Écrit par : Qwyzyx | 18/11/2006

L'AFFICHE GIRBAUD

> La seule vue de l'affiche suffit pourtant à identifier une volonté de choquer le "catho". Tous les personnages sont luisants comme le papier est glacé, un choix esthétique "porno chic" a été délibéré. La vue des fesses de l'apôtre Jean dans son blue jean taille basse est aussi de nature à évoquer des relations malsaines dans ce groupe. Tout, dans cette pub, est intention de choquer les catholiques. Il faut être complice ou être niais pour n'y voir qu'un jeu avec Léonard de Vinci. En pleine affaire Da Vinci Code, rien n'est innocent dans cette affiche. Mais à propos, qu'en pensent les autres Eglises chrétiennes ? N'y a-t-il que les catholiques que cela choque ?

Écrit par : Maximilien FRICHE | 18/11/2006

> Je n'ai peut être pas assez bien cherché. Peut-on connaître les références de cet arrêt que je n'ai trouvé nulle part ?

deux remarques :

Un recours est toujours possible devant la cour européenne des droits de l'homme.

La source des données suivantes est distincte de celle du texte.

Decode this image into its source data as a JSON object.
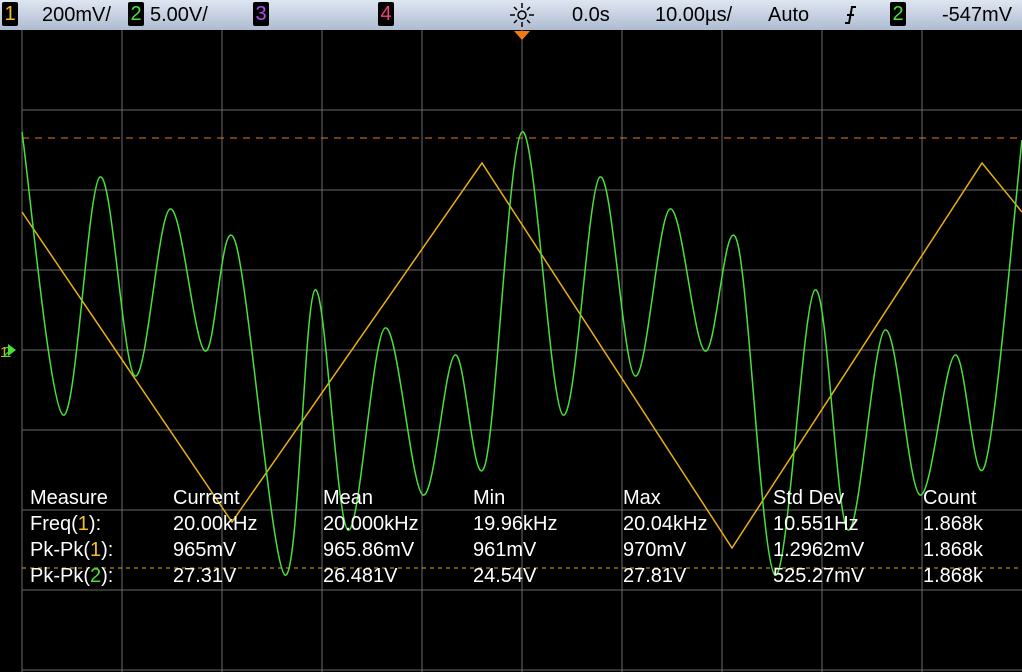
{
  "top_bar": {
    "ch1": {
      "number": "1",
      "scale": "200mV/"
    },
    "ch2": {
      "number": "2",
      "scale": "5.00V/"
    },
    "ch3": {
      "number": "3"
    },
    "ch4": {
      "number": "4"
    },
    "time_offset": "0.0s",
    "time_scale": "10.00µs/",
    "trigger_mode": "Auto",
    "trigger_source": "2",
    "trigger_level": "-547mV"
  },
  "ground_markers": {
    "ch1": "1",
    "ch2": "2"
  },
  "measurements": {
    "columns": [
      "Measure",
      "Current",
      "Mean",
      "Min",
      "Max",
      "Std Dev",
      "Count"
    ],
    "rows": [
      {
        "name": "Freq(",
        "channel": "1",
        "close": "):",
        "cells": [
          "20.00kHz",
          "20.000kHz",
          "19.96kHz",
          "20.04kHz",
          "10.551Hz",
          "1.868k"
        ]
      },
      {
        "name": "Pk-Pk(",
        "channel": "1",
        "close": "):",
        "cells": [
          "965mV",
          "965.86mV",
          "961mV",
          "970mV",
          "1.2962mV",
          "1.868k"
        ]
      },
      {
        "name": "Pk-Pk(",
        "channel": "2",
        "close": "):",
        "cells": [
          "27.31V",
          "26.481V",
          "24.54V",
          "27.81V",
          "525.27mV",
          "1.868k"
        ]
      }
    ]
  }
}
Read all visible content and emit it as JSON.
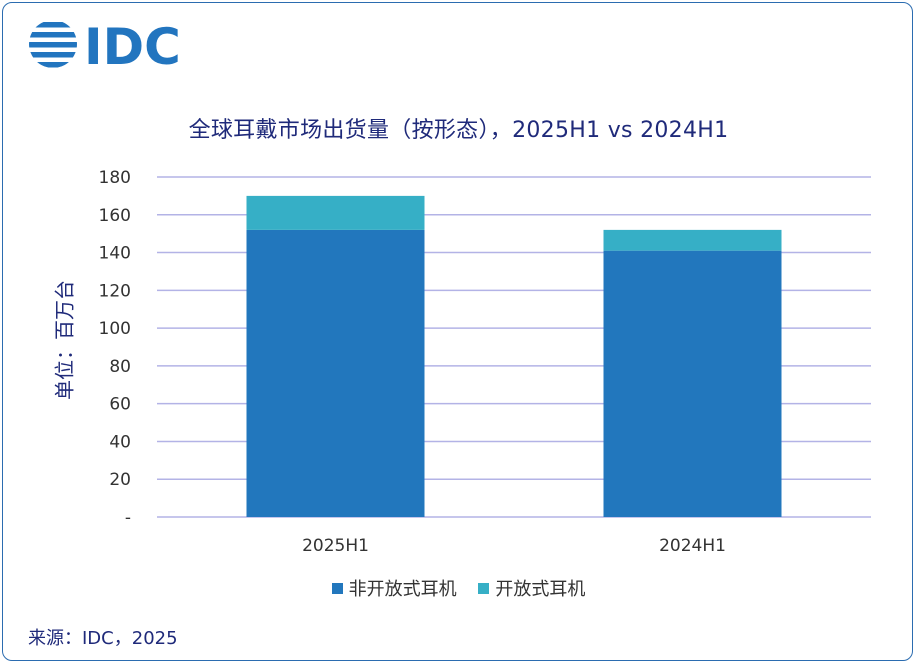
{
  "brand": {
    "logo_text": "IDC",
    "color": "#2275bf"
  },
  "chart_data": {
    "type": "bar",
    "stacked": true,
    "title": "全球耳戴市场出货量（按形态），2025H1 vs 2024H1",
    "ylabel": "单位：百万台",
    "categories": [
      "2025H1",
      "2024H1"
    ],
    "series": [
      {
        "name": "非开放式耳机",
        "values": [
          152,
          141
        ],
        "color": "#2277bd"
      },
      {
        "name": "开放式耳机",
        "values": [
          18,
          11
        ],
        "color": "#36afc6"
      }
    ],
    "ylim": [
      0,
      180
    ],
    "yticks": [
      {
        "value": 0,
        "label": "-"
      },
      {
        "value": 20,
        "label": "20"
      },
      {
        "value": 40,
        "label": "40"
      },
      {
        "value": 60,
        "label": "60"
      },
      {
        "value": 80,
        "label": "80"
      },
      {
        "value": 100,
        "label": "100"
      },
      {
        "value": 120,
        "label": "120"
      },
      {
        "value": 140,
        "label": "140"
      },
      {
        "value": 160,
        "label": "160"
      },
      {
        "value": 180,
        "label": "180"
      }
    ],
    "grid": true,
    "gridline_color": "#b3b3e6",
    "legend_position": "bottom"
  },
  "source": "来源：IDC，2025"
}
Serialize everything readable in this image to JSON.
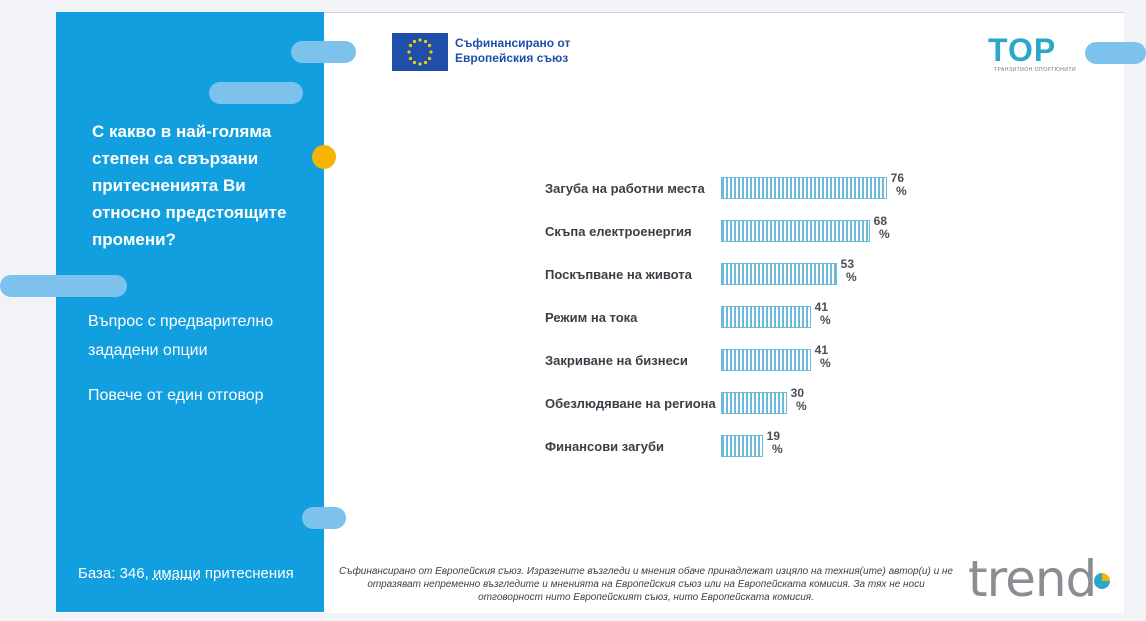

La décision doit être appréciée au regard des moyens soulevés par les parties. Quels ont été les arguments des uns et des autres ? Que dit le rapport du conseiller rapporteur ? Quelles sont les conclusions du ministère public ?

Comment se plaindre de la justice ? Personne se s'est particulièrement ému du sort d'Eva Joly, ni de la censure dont a fait l'objet un de ses livres. Il s'agissait aussi de liberté d'expression.

Il existe plein de comportements judiciaires critiquables et connus qui ne sont pas dénoncés ou qui ne reçoivent pas le soutien qu'ils méritent. La Justice est un ensemble. Admettre une atteinte quelconque au principe l'affaiblit définitivement. Nous vivons à l'époque du scandale ordinaire. On ne peut que le regretter. Mais qu'avons nous fait pour qu'il n'en soit pas ainsi ?

O

Écrit par : Qwyzyx | 19/11/2006

INCOMPETENCE

> La 1° chambre civile est incompétente pour apprécier les éléments constitutifs d'une infraction. ce rôle reveint à la chambre criminelle. C'est pourtant ce qu'elle fait en l'espèce à propos de l'injure.
En effet, vous soulignez que : "Dans son arrêt, la plus haute juridiction estime qu'en l'espèce "la seule parodie de la forme donnée à la représentation de la Cène qui n'avait pas pour objectif d'outrager les fidèles de confession catholique, ni de les atteindre dans leur considération en raison de leur obédience, ne constitue pas l'injure, attaque personnelle et directe dirigée contre un groupe de personnes en raison de leur appartenance religieuse".
Cette incompétence est d'autant plus flagrante que l'Etat lui même souligne dans ses communications les causes d'aggravation de l'injure quand celle ci vise un groupe de personnes en raison de leur appartenance religieuse.
"la loi soumet à un régime particulier la diffamation et les injures visant certaines catégories de personnes (élus, cours et tribunaux) ou groupes de personnes en raison de leur origine ou appartenance à une ethnie, une nation, une race ou une religion déterminée. Elles font alors l’objet de sanctions plus lourdes (articles 30, 31)."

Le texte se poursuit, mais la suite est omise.